# Glo remote with VM Tivo?



## microbe (Nov 23, 2002)

Anyone know if the glo remote will work with the VM tivo, need to program it or out of the box?


----------



## cwaring (Feb 12, 2002)

At the moment it doesn't work at all with the VM Tivo.


----------



## mikerr (Jun 2, 2005)

The VM TiVo remote uses the same codes as V+ (which is a pain when you have both), 
so no other TiVo remote will work.

Oddly in the past every TiVo remote has been compatible across all tivo models,
including the glo remote - not so with the new VM TiVo...
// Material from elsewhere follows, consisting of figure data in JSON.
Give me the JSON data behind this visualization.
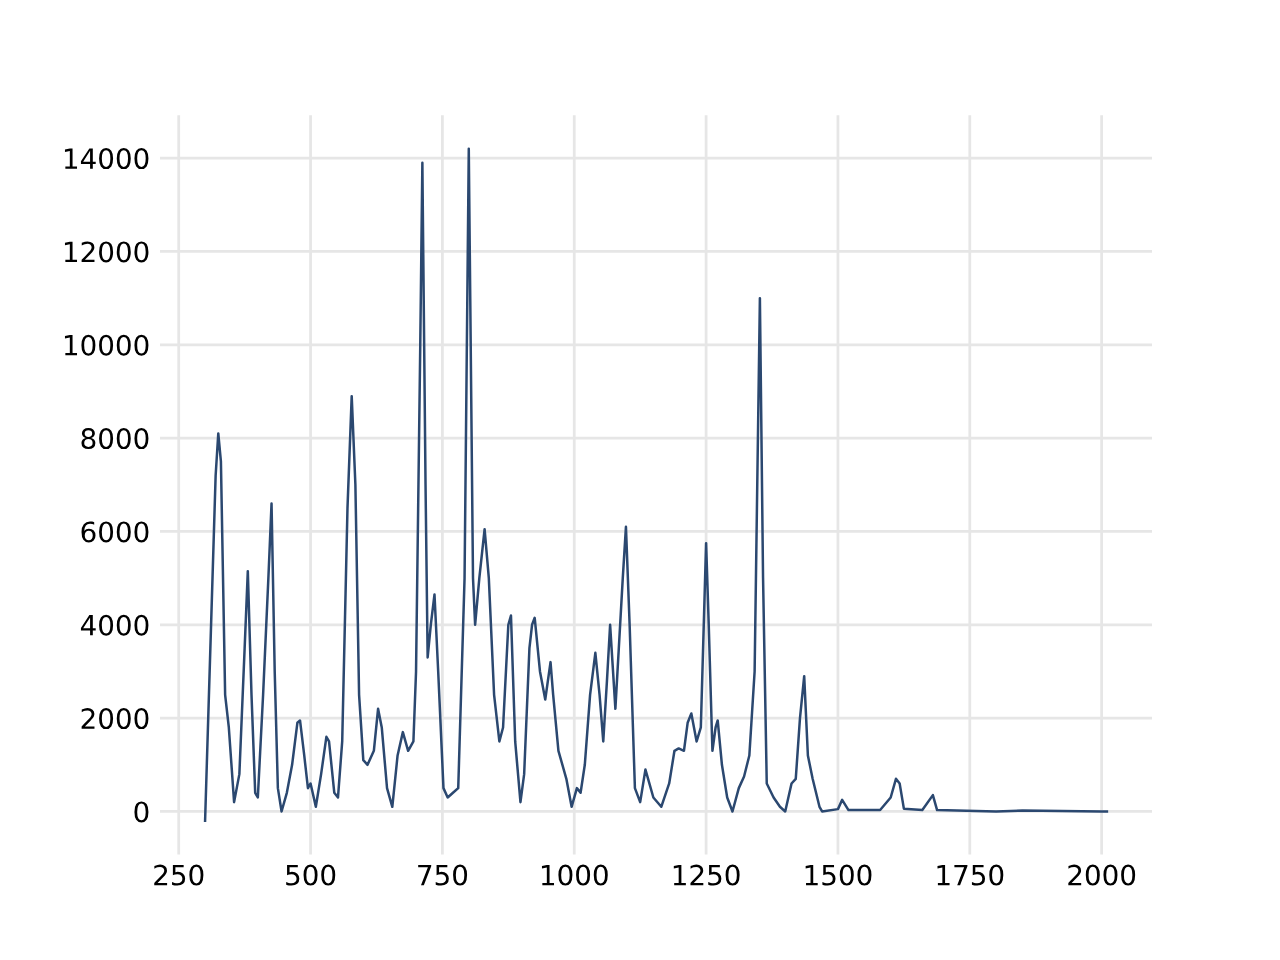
{
  "chart_data": {
    "type": "line",
    "x": [
      300,
      310,
      320,
      325,
      330,
      338,
      345,
      355,
      365,
      375,
      381,
      388,
      395,
      400,
      410,
      420,
      426,
      432,
      438,
      445,
      455,
      465,
      475,
      480,
      488,
      495,
      500,
      510,
      520,
      530,
      535,
      545,
      552,
      560,
      570,
      578,
      585,
      592,
      600,
      608,
      620,
      628,
      635,
      645,
      655,
      665,
      675,
      685,
      695,
      700,
      708,
      712,
      718,
      722,
      728,
      735,
      742,
      752,
      760,
      770,
      780,
      792,
      800,
      808,
      812,
      820,
      830,
      838,
      848,
      858,
      865,
      875,
      880,
      888,
      898,
      905,
      915,
      920,
      925,
      935,
      945,
      955,
      960,
      970,
      985,
      995,
      1005,
      1012,
      1020,
      1030,
      1040,
      1048,
      1055,
      1062,
      1068,
      1078,
      1092,
      1098,
      1105,
      1115,
      1125,
      1135,
      1140,
      1150,
      1165,
      1180,
      1190,
      1198,
      1208,
      1215,
      1222,
      1232,
      1240,
      1250,
      1255,
      1262,
      1268,
      1272,
      1280,
      1290,
      1300,
      1312,
      1322,
      1332,
      1342,
      1352,
      1358,
      1365,
      1378,
      1390,
      1400,
      1412,
      1420,
      1428,
      1436,
      1443,
      1452,
      1465,
      1470,
      1500,
      1508,
      1520,
      1580,
      1600,
      1610,
      1617,
      1625,
      1660,
      1680,
      1688,
      1800,
      1850,
      2000,
      2010
    ],
    "series": [
      {
        "color": "#2b4870",
        "values": [
          -200,
          3500,
          7200,
          8100,
          7500,
          2500,
          1800,
          200,
          800,
          3500,
          5150,
          2500,
          400,
          300,
          2500,
          5000,
          6600,
          3000,
          500,
          0,
          400,
          1000,
          1900,
          1950,
          1200,
          500,
          600,
          100,
          800,
          1600,
          1500,
          400,
          300,
          1500,
          6500,
          8900,
          7000,
          2500,
          1100,
          1000,
          1300,
          2200,
          1800,
          500,
          100,
          1200,
          1700,
          1300,
          1500,
          3000,
          10000,
          13900,
          7000,
          3300,
          4000,
          4650,
          3000,
          500,
          300,
          400,
          500,
          5000,
          14200,
          5000,
          4000,
          5000,
          6050,
          5000,
          2500,
          1500,
          1800,
          4000,
          4200,
          1500,
          200,
          800,
          3500,
          4000,
          4150,
          3000,
          2400,
          3200,
          2500,
          1300,
          700,
          100,
          500,
          400,
          1000,
          2500,
          3400,
          2500,
          1500,
          2800,
          4000,
          2200,
          5000,
          6100,
          4000,
          500,
          200,
          900,
          700,
          300,
          100,
          600,
          1300,
          1350,
          1300,
          1900,
          2100,
          1500,
          1800,
          5750,
          4000,
          1300,
          1800,
          1950,
          1000,
          300,
          0,
          500,
          750,
          1200,
          3000,
          11000,
          5000,
          600,
          300,
          100,
          0,
          600,
          700,
          2000,
          2900,
          1200,
          700,
          100,
          0,
          50,
          250,
          30,
          30,
          300,
          700,
          600,
          60,
          30,
          350,
          30,
          0,
          20,
          0,
          0
        ]
      }
    ],
    "xlim": [
      214.5,
      2095.5
    ],
    "ylim": [
      -920,
      14920
    ],
    "xticks": [
      250,
      500,
      750,
      1000,
      1250,
      1500,
      1750,
      2000
    ],
    "yticks": [
      0,
      2000,
      4000,
      6000,
      8000,
      10000,
      12000,
      14000
    ],
    "grid": true,
    "legend": false
  }
}
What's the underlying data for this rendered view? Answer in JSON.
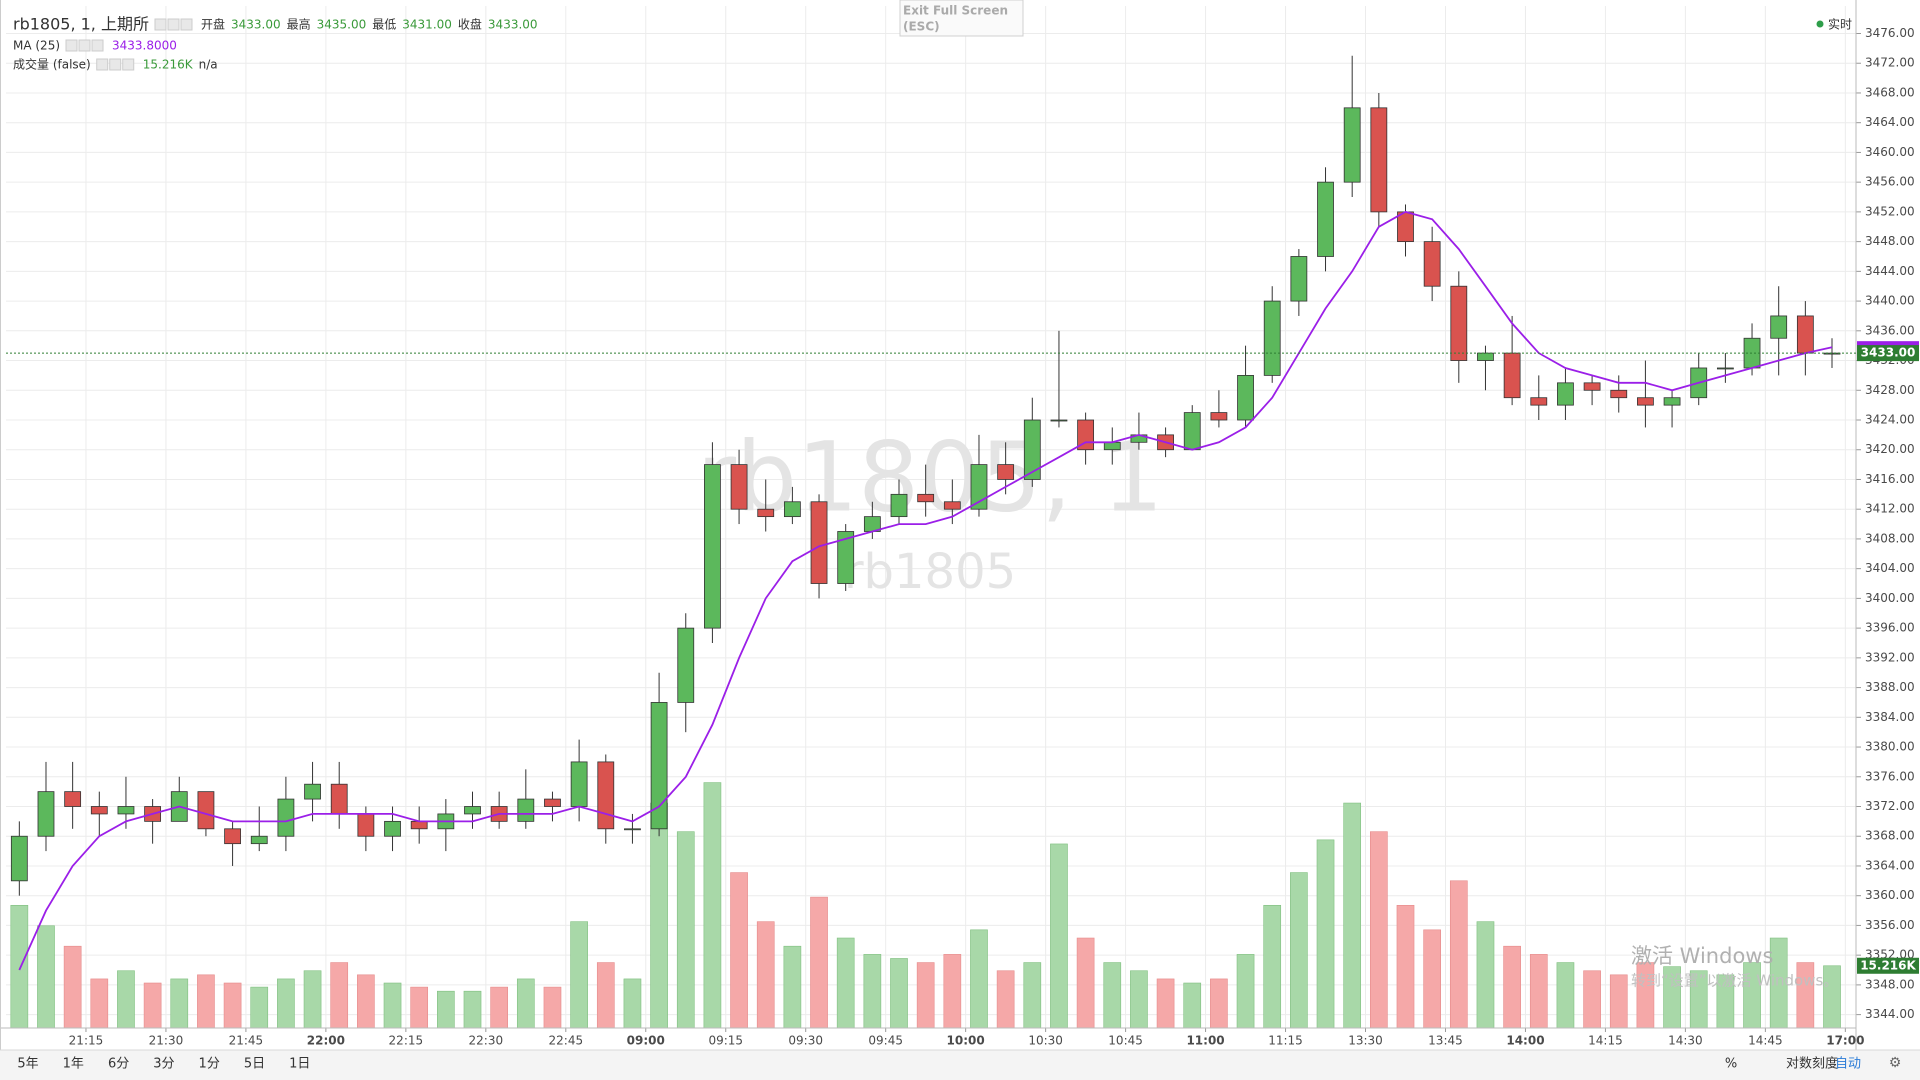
{
  "chart_data": {
    "type": "candlestick",
    "title": "rb1805, 1, 上期所",
    "ohlc_legend": [
      {
        "label": "开盘",
        "value": "3433.00"
      },
      {
        "label": "最高",
        "value": "3435.00"
      },
      {
        "label": "最低",
        "value": "3431.00"
      },
      {
        "label": "收盘",
        "value": "3433.00"
      }
    ],
    "watermark": [
      "rb1805, 1",
      "rb1805"
    ],
    "xlim": [
      0,
      69.4
    ],
    "xticks": [
      {
        "value": 3,
        "label": "21:15"
      },
      {
        "value": 6,
        "label": "21:30"
      },
      {
        "value": 9,
        "label": "21:45"
      },
      {
        "value": 12,
        "label": "22:00",
        "bold": true
      },
      {
        "value": 15,
        "label": "22:15"
      },
      {
        "value": 18,
        "label": "22:30"
      },
      {
        "value": 21,
        "label": "22:45"
      },
      {
        "value": 24,
        "label": "09:00",
        "bold": true
      },
      {
        "value": 27,
        "label": "09:15"
      },
      {
        "value": 30,
        "label": "09:30"
      },
      {
        "value": 33,
        "label": "09:45"
      },
      {
        "value": 36,
        "label": "10:00",
        "bold": true
      },
      {
        "value": 39,
        "label": "10:30"
      },
      {
        "value": 42,
        "label": "10:45"
      },
      {
        "value": 45,
        "label": "11:00",
        "bold": true
      },
      {
        "value": 48,
        "label": "11:15"
      },
      {
        "value": 51,
        "label": "13:30"
      },
      {
        "value": 54,
        "label": "13:45"
      },
      {
        "value": 57,
        "label": "14:00",
        "bold": true
      },
      {
        "value": 60,
        "label": "14:15"
      },
      {
        "value": 63,
        "label": "14:30"
      },
      {
        "value": 66,
        "label": "14:45"
      },
      {
        "value": 69,
        "label": "17:00",
        "bold": true
      }
    ],
    "ylim": [
      3342.2,
      3479.7
    ],
    "yticks": [
      {
        "value": 3344,
        "label": "3344.00"
      },
      {
        "value": 3348,
        "label": "3348.00"
      },
      {
        "value": 3352,
        "label": "3352.00"
      },
      {
        "value": 3356,
        "label": "3356.00"
      },
      {
        "value": 3360,
        "label": "3360.00"
      },
      {
        "value": 3364,
        "label": "3364.00"
      },
      {
        "value": 3368,
        "label": "3368.00"
      },
      {
        "value": 3372,
        "label": "3372.00"
      },
      {
        "value": 3376,
        "label": "3376.00"
      },
      {
        "value": 3380,
        "label": "3380.00"
      },
      {
        "value": 3384,
        "label": "3384.00"
      },
      {
        "value": 3388,
        "label": "3388.00"
      },
      {
        "value": 3392,
        "label": "3392.00"
      },
      {
        "value": 3396,
        "label": "3396.00"
      },
      {
        "value": 3400,
        "label": "3400.00"
      },
      {
        "value": 3404,
        "label": "3404.00"
      },
      {
        "value": 3408,
        "label": "3408.00"
      },
      {
        "value": 3412,
        "label": "3412.00"
      },
      {
        "value": 3416,
        "label": "3416.00"
      },
      {
        "value": 3420,
        "label": "3420.00"
      },
      {
        "value": 3424,
        "label": "3424.00"
      },
      {
        "value": 3428,
        "label": "3428.00"
      },
      {
        "value": 3432,
        "label": "3432.00"
      },
      {
        "value": 3436,
        "label": "3436.00"
      },
      {
        "value": 3440,
        "label": "3440.00"
      },
      {
        "value": 3444,
        "label": "3444.00"
      },
      {
        "value": 3448,
        "label": "3448.00"
      },
      {
        "value": 3452,
        "label": "3452.00"
      },
      {
        "value": 3456,
        "label": "3456.00"
      },
      {
        "value": 3460,
        "label": "3460.00"
      },
      {
        "value": 3464,
        "label": "3464.00"
      },
      {
        "value": 3468,
        "label": "3468.00"
      },
      {
        "value": 3472,
        "label": "3472.00"
      },
      {
        "value": 3476,
        "label": "3476.00"
      }
    ],
    "grid": true,
    "up_color": "#5cb85c",
    "down_color": "#d9534f",
    "open": [
      3362,
      3368,
      3374,
      3372,
      3371,
      3372,
      3370,
      3374,
      3369,
      3367,
      3368,
      3373,
      3375,
      3371,
      3368,
      3370,
      3369,
      3371,
      3372,
      3370,
      3373,
      3372,
      3378,
      3369,
      3369,
      3386,
      3396,
      3418,
      3412,
      3411,
      3413,
      3402,
      3409,
      3411,
      3414,
      3413,
      3412,
      3418,
      3416,
      3424,
      3424,
      3420,
      3421,
      3422,
      3420,
      3425,
      3424,
      3430,
      3440,
      3446,
      3456,
      3466,
      3452,
      3448,
      3442,
      3432,
      3433,
      3427,
      3426,
      3429,
      3428,
      3427,
      3426,
      3427,
      3431,
      3431,
      3435,
      3438,
      3433
    ],
    "high": [
      3370,
      3378,
      3378,
      3374,
      3376,
      3373,
      3376,
      3374,
      3370,
      3372,
      3376,
      3378,
      3378,
      3372,
      3372,
      3372,
      3373,
      3374,
      3374,
      3377,
      3374,
      3381,
      3379,
      3371,
      3390,
      3398,
      3421,
      3420,
      3416,
      3415,
      3414,
      3410,
      3413,
      3416,
      3418,
      3416,
      3422,
      3421,
      3427,
      3436,
      3425,
      3423,
      3425,
      3423,
      3426,
      3428,
      3434,
      3442,
      3447,
      3458,
      3473,
      3468,
      3453,
      3450,
      3444,
      3434,
      3438,
      3430,
      3431,
      3430,
      3430,
      3432,
      3428,
      3433,
      3433,
      3437,
      3442,
      3440,
      3435
    ],
    "low": [
      3360,
      3366,
      3369,
      3368,
      3369,
      3367,
      3370,
      3368,
      3364,
      3366,
      3366,
      3370,
      3369,
      3366,
      3366,
      3367,
      3366,
      3369,
      3369,
      3369,
      3370,
      3370,
      3367,
      3367,
      3368,
      3382,
      3394,
      3410,
      3409,
      3410,
      3400,
      3401,
      3408,
      3410,
      3411,
      3410,
      3411,
      3414,
      3415,
      3423,
      3418,
      3418,
      3420,
      3419,
      3420,
      3423,
      3423,
      3429,
      3438,
      3444,
      3454,
      3450,
      3446,
      3440,
      3429,
      3428,
      3426,
      3424,
      3424,
      3426,
      3425,
      3423,
      3423,
      3426,
      3429,
      3430,
      3430,
      3430,
      3431
    ],
    "close": [
      3368,
      3374,
      3372,
      3371,
      3372,
      3370,
      3374,
      3369,
      3367,
      3368,
      3373,
      3375,
      3371,
      3368,
      3370,
      3369,
      3371,
      3372,
      3370,
      3373,
      3372,
      3378,
      3369,
      3369,
      3386,
      3396,
      3418,
      3412,
      3411,
      3413,
      3402,
      3409,
      3411,
      3414,
      3413,
      3412,
      3418,
      3416,
      3424,
      3424,
      3420,
      3421,
      3422,
      3420,
      3425,
      3424,
      3430,
      3440,
      3446,
      3456,
      3466,
      3452,
      3448,
      3442,
      3432,
      3433,
      3427,
      3426,
      3429,
      3428,
      3427,
      3426,
      3427,
      3431,
      3431,
      3435,
      3438,
      3433,
      3433
    ],
    "last_price": {
      "value": 3433,
      "label": "3433.00",
      "color": "#2e7d32"
    },
    "ma": {
      "name": "MA (25)",
      "color": "#9b1fe8",
      "value_label": "3433.8000",
      "values": [
        3350,
        3358,
        3364,
        3368,
        3370,
        3371,
        3372,
        3371,
        3370,
        3370,
        3370,
        3371,
        3371,
        3371,
        3371,
        3370,
        3370,
        3370,
        3371,
        3371,
        3371,
        3372,
        3371,
        3370,
        3372,
        3376,
        3383,
        3392,
        3400,
        3405,
        3407,
        3408,
        3409,
        3410,
        3410,
        3411,
        3413,
        3415,
        3417,
        3419,
        3421,
        3421,
        3422,
        3421,
        3420,
        3421,
        3423,
        3427,
        3433,
        3439,
        3444,
        3450,
        3452,
        3451,
        3447,
        3442,
        3437,
        3433,
        3431,
        3430,
        3429,
        3429,
        3428,
        3429,
        3430,
        3431,
        3432,
        3433,
        3433.8
      ]
    },
    "volume": {
      "name": "成交量 (false)",
      "value_label": "15.216K",
      "extra": "n/a",
      "ylim": [
        0,
        100000
      ],
      "up_color": "#a8d8a8",
      "down_color": "#f5a8a8",
      "values": [
        30000,
        25000,
        20000,
        12000,
        14000,
        11000,
        12000,
        13000,
        11000,
        10000,
        12000,
        14000,
        16000,
        13000,
        11000,
        10000,
        9000,
        9000,
        10000,
        12000,
        10000,
        26000,
        16000,
        12000,
        55000,
        48000,
        60000,
        38000,
        26000,
        20000,
        32000,
        22000,
        18000,
        17000,
        16000,
        18000,
        24000,
        14000,
        16000,
        45000,
        22000,
        16000,
        14000,
        12000,
        11000,
        12000,
        18000,
        30000,
        38000,
        46000,
        55000,
        48000,
        30000,
        24000,
        36000,
        26000,
        20000,
        18000,
        16000,
        14000,
        13000,
        16000,
        15000,
        14000,
        13000,
        16000,
        22000,
        16000,
        15216
      ]
    }
  },
  "ui": {
    "exit_full_screen": "Exit Full Screen",
    "esc": "(ESC)",
    "realtime": "实时",
    "range_buttons": [
      "5年",
      "1年",
      "6分",
      "3分",
      "1分",
      "5日",
      "1日"
    ],
    "right_buttons": [
      "%",
      "对数刻度",
      "自动"
    ],
    "windows_notice": [
      "激活 Windows",
      "转到“设置”以激活 Windows。"
    ]
  }
}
I've recently had several VM customers buy silver S1 remotes from tivocentral.co.uk 
expecting them to work with the VM Tivo, which they don't ..

So I now stock spare VM remotes too :up:


----------



## cwaring (Feb 12, 2002)

mikerr said:


> So I now stock spare VM remotes too :up:


How? I would assume they were exclusive to VM  I would assume that a replacement would also be free from VM. So my point is that I'm not sure what the market is for them.


----------



## mikerr (Jun 2, 2005)

It's not uncommon for people to route video & IR around their house,
for viewing in different rooms.

Then you need one remote for each room, or you'll forget where it is


----------



## cwaring (Feb 12, 2002)

A good point


----------